A estreia de “O Agente Secreto” marca um novo momento para o cinema brasileiro no cenário internacional. Dirigido por Kleber Mendonça Filho, cineasta pernambucano conhecido por “Bacurau” e “Aquarius”, o filme chega aos cinemas do país nesta quinta-feira (6) ao mesmo tempo em que se prepara para ser exibido em mais de 90 países. A produção, que mistura thriller político, drama histórico e elementos de suspense, pode representar o Brasil na disputa pelo Oscar de Melhor Filme Internacional.

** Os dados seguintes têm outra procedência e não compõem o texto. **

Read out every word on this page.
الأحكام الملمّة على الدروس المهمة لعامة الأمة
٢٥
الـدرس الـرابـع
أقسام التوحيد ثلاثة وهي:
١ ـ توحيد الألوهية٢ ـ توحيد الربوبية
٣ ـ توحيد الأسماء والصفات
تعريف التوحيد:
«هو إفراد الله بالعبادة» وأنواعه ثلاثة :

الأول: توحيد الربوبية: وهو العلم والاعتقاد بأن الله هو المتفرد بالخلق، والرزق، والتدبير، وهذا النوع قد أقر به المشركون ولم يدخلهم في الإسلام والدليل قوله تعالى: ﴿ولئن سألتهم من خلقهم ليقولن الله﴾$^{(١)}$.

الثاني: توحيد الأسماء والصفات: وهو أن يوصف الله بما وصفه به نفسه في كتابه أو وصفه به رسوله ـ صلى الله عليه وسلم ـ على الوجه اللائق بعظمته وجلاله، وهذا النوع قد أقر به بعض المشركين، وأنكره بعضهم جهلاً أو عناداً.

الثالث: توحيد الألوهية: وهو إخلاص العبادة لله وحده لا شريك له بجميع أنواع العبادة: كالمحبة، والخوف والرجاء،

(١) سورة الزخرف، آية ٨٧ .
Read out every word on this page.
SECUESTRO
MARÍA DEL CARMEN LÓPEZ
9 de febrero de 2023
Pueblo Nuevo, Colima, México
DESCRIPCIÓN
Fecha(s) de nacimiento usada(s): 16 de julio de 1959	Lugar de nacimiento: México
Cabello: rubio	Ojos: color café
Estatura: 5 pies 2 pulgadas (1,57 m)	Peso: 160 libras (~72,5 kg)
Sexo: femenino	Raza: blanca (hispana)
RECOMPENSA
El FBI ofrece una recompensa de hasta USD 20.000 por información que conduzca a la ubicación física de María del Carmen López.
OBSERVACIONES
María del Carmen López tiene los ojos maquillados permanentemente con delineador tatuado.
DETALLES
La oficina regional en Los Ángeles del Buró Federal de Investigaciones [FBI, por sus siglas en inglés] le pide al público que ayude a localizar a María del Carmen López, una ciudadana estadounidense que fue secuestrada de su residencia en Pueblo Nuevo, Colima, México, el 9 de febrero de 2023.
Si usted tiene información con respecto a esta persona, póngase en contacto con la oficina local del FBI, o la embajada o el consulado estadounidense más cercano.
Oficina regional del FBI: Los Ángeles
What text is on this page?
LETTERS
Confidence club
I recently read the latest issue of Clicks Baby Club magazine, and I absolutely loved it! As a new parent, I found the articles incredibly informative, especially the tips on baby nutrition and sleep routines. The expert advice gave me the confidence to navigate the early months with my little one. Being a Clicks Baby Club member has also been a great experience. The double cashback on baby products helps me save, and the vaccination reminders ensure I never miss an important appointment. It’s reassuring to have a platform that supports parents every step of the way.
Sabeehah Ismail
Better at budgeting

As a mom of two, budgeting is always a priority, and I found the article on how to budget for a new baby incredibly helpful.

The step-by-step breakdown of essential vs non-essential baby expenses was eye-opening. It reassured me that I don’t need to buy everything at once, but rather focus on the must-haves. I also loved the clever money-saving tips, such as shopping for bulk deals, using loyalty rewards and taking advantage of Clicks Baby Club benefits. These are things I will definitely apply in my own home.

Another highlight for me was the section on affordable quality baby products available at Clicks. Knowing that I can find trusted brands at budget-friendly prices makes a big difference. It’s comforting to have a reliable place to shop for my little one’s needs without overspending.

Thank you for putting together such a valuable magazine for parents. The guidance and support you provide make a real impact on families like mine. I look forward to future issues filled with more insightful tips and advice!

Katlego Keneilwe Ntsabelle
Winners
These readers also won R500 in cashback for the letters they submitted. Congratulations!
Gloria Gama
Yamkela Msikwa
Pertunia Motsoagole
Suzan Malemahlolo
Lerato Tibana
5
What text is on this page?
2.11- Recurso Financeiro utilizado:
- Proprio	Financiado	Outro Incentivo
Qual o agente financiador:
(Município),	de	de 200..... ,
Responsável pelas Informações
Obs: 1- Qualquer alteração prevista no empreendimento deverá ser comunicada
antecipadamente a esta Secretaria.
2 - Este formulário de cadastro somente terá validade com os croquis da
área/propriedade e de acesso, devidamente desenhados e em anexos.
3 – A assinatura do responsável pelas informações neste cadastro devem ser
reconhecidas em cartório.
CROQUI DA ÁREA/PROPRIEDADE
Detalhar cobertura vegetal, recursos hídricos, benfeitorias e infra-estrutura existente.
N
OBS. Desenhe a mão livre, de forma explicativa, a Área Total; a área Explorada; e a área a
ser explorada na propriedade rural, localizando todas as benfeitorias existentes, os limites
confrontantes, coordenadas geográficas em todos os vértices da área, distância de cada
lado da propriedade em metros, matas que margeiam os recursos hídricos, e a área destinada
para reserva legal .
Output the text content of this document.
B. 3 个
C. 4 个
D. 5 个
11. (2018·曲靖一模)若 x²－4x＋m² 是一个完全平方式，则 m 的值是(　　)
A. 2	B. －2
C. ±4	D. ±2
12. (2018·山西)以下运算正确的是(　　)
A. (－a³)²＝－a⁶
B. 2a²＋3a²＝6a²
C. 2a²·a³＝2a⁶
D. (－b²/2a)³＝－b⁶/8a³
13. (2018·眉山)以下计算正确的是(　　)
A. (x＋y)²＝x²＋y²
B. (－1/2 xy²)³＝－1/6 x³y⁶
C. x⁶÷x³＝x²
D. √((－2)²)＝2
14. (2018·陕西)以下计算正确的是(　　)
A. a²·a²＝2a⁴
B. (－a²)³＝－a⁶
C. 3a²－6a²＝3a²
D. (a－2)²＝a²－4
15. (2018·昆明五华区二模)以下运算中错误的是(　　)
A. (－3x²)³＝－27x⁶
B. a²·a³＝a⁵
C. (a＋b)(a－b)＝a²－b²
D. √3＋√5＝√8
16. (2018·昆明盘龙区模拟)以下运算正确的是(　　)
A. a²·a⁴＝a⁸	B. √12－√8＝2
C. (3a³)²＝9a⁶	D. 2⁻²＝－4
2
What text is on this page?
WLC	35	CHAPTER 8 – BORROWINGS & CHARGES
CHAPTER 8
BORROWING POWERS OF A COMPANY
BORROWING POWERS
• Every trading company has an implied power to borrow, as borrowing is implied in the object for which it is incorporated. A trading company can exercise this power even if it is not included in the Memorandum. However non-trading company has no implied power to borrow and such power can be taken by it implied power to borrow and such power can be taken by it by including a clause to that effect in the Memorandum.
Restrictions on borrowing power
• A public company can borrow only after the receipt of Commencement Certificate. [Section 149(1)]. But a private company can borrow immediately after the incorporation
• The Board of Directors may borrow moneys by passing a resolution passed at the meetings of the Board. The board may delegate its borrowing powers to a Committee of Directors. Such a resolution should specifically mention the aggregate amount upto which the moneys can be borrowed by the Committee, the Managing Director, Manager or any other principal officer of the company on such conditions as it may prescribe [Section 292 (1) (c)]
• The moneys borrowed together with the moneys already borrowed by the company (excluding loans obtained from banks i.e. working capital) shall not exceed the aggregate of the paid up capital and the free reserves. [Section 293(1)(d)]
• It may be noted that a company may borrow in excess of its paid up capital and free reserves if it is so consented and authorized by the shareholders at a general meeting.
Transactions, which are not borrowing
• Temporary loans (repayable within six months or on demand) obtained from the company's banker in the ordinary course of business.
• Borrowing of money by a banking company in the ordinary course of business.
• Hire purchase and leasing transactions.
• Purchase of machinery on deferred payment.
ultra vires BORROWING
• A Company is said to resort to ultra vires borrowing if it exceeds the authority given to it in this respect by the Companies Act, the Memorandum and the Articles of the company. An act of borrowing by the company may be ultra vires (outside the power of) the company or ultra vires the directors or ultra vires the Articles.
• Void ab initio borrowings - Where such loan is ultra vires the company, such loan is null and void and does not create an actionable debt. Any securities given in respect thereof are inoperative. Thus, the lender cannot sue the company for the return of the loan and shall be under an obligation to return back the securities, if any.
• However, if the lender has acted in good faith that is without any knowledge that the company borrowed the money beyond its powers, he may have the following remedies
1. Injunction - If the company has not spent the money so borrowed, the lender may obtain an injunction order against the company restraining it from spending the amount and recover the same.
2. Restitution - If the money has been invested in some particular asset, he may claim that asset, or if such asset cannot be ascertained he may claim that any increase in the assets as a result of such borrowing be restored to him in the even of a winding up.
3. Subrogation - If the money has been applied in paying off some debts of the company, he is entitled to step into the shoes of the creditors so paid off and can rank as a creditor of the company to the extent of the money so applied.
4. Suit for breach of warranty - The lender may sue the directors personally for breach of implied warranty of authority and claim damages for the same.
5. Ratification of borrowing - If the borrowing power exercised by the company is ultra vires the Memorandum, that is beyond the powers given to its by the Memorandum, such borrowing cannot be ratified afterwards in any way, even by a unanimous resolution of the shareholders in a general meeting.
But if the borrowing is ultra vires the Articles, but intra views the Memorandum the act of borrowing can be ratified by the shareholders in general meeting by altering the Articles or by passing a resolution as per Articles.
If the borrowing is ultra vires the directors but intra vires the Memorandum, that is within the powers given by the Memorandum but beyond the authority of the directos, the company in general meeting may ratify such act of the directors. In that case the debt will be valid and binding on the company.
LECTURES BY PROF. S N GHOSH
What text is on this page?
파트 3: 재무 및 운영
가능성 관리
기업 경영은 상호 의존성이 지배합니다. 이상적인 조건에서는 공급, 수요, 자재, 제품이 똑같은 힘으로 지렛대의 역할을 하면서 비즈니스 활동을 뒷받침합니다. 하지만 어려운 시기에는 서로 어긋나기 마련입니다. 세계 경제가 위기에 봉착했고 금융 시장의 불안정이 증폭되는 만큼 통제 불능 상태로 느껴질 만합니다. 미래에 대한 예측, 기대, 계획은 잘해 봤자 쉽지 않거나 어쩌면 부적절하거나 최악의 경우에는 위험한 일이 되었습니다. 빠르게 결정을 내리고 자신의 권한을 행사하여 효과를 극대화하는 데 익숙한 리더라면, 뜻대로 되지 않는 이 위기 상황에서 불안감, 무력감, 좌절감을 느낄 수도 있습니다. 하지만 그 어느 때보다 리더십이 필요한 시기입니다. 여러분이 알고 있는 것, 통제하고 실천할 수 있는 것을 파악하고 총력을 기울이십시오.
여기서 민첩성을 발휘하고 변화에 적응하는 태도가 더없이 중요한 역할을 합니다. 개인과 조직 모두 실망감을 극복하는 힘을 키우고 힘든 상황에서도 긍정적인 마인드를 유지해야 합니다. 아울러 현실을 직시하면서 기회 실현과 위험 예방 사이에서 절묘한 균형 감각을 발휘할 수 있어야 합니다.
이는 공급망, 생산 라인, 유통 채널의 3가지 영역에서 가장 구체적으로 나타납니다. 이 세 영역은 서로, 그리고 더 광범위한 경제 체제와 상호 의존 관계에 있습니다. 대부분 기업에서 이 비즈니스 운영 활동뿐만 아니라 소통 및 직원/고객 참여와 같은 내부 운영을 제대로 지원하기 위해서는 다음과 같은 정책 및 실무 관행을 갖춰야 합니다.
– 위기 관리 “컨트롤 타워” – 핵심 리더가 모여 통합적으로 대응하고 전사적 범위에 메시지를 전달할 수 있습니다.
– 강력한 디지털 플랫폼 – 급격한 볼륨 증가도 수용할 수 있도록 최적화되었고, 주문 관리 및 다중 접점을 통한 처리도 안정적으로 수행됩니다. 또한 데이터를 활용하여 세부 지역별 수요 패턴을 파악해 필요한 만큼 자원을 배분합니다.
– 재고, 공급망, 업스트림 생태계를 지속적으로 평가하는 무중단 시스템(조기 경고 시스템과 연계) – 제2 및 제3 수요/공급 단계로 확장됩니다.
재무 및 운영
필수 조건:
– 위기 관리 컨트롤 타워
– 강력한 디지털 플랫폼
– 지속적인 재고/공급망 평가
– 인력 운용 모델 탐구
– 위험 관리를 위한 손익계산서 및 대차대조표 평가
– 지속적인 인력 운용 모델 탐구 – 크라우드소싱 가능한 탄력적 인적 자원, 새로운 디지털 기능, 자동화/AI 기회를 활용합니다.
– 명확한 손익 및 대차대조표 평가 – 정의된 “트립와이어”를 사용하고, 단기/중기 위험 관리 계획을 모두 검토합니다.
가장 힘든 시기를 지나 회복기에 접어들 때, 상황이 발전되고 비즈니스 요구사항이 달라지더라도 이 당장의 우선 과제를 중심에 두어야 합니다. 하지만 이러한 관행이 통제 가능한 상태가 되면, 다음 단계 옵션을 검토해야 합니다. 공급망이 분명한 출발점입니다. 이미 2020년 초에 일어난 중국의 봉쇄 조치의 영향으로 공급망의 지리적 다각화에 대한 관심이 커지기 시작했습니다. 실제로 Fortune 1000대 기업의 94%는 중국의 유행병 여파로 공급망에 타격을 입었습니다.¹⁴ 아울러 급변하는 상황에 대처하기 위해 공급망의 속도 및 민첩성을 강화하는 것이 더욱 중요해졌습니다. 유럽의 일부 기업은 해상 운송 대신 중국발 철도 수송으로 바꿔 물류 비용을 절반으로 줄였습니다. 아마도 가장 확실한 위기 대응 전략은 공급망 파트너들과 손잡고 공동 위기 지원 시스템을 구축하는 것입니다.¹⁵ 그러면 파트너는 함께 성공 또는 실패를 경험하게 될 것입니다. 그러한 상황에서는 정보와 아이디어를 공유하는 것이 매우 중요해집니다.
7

Ambientada no Recife da década de 1970, durante a ditadura militar, a narrativa acompanha o retorno de Marcelo, personagem de Wagner Moura, à sua cidade natal. Ele busca abrigo em uma casa de refugiados políticos enquanto tenta reconstruir a vida, mas traz consigo um passado cercado de segredos — e inimigos.
Um Thriller Brasileiro com Referências Globais

A história de Mendonça Filho se inspira tanto em memórias afetivas do Recife quanto em referências cinematográficas clássicas. O diretor cita influências que vão de Steven Spielberg a Alfred Hitchcock, passando pelo cinema brasileiro de Hector Babenco.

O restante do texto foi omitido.